Ocean set in Iowa

I don’t imagine that I will experience a sun set quite like I saw for some time to come. I am and was sitting in a Ski lodge in Iowa (A state I thought incapable of producing such a place). I may have been slightly board when it began (long story but im not skiing), but i was certainly enthralled once the sun’s show began.

I only noticed the sun was setting because the constant heat of the sun on my leg had begun to fade. Previous to that point I had been sitting like a cat in the sun and doing homework.

When I looked up the first thing I noticed was the cloud. The sky had been clear all day but, it had changed. Five or six clouds had floated into frame the sunset. On any normal day they might have been called wispy, but tonight they looked like bold paint brush strokes in the sky. Their bright orange color stood in contrast to the pink horizon.

As the sun sank lower, the rest of the sky began to fade into deepening shades of blue. This is usually my favorite time of sunsets, the moment when the stars begin to appear. However the stars, if there were any were obliterated by the glare of the lights of the ski hill as they warmed up for their evening runners. This however did no matter as the sun remained the star of this show until the crown of its shimmering head sunk below the horizon.
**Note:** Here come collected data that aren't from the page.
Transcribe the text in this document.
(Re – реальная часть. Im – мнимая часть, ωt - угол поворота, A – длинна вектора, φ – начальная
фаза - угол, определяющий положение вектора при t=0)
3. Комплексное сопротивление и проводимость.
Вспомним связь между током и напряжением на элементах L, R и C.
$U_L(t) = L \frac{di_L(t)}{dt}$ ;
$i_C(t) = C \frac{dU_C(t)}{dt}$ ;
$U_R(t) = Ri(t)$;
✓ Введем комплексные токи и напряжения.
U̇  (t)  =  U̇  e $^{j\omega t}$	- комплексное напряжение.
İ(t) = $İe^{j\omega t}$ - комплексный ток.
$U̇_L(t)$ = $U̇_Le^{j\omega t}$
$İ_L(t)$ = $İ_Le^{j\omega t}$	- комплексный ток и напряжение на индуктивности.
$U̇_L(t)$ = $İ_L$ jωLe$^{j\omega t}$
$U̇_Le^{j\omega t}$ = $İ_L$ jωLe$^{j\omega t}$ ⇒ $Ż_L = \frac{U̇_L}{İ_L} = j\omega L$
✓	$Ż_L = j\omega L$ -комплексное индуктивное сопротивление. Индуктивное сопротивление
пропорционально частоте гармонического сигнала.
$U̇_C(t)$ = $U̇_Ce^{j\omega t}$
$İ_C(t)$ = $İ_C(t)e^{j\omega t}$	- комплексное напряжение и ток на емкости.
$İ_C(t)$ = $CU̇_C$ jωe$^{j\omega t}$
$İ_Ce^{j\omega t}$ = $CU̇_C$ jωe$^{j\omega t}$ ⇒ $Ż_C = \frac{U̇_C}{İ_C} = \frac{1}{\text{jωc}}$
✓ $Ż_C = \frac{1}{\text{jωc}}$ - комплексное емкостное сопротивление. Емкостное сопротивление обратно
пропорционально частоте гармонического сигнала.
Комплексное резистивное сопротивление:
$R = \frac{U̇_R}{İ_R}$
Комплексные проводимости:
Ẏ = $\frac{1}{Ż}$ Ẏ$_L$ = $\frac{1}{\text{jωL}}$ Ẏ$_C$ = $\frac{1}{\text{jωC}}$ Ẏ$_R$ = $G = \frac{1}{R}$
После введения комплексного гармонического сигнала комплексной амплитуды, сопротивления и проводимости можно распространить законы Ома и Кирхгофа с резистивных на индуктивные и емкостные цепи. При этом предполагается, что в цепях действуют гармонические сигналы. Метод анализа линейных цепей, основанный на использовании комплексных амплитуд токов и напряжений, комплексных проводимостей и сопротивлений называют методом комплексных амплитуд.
The sun went from ordinary to extraordinary as it hit the horizon. In an instant it transformed from something to bright for the human eye to observe without being left with a sun spot in your eye, to something once observed by the human eye it was impossible to look away. In fact I grew silent in the conversation I had been having and we simply watched the sun fade into the horizon. The sun sank slowly, in a way I have only seen it do on the ocean. It sank bit by bit, just slow enough for you to see it but, fast enough that if you looked away you might miss it. And watch it we did as it seemed to melt into the horizon, until nothing but the memory of it remained in the pink trail of color in the sky.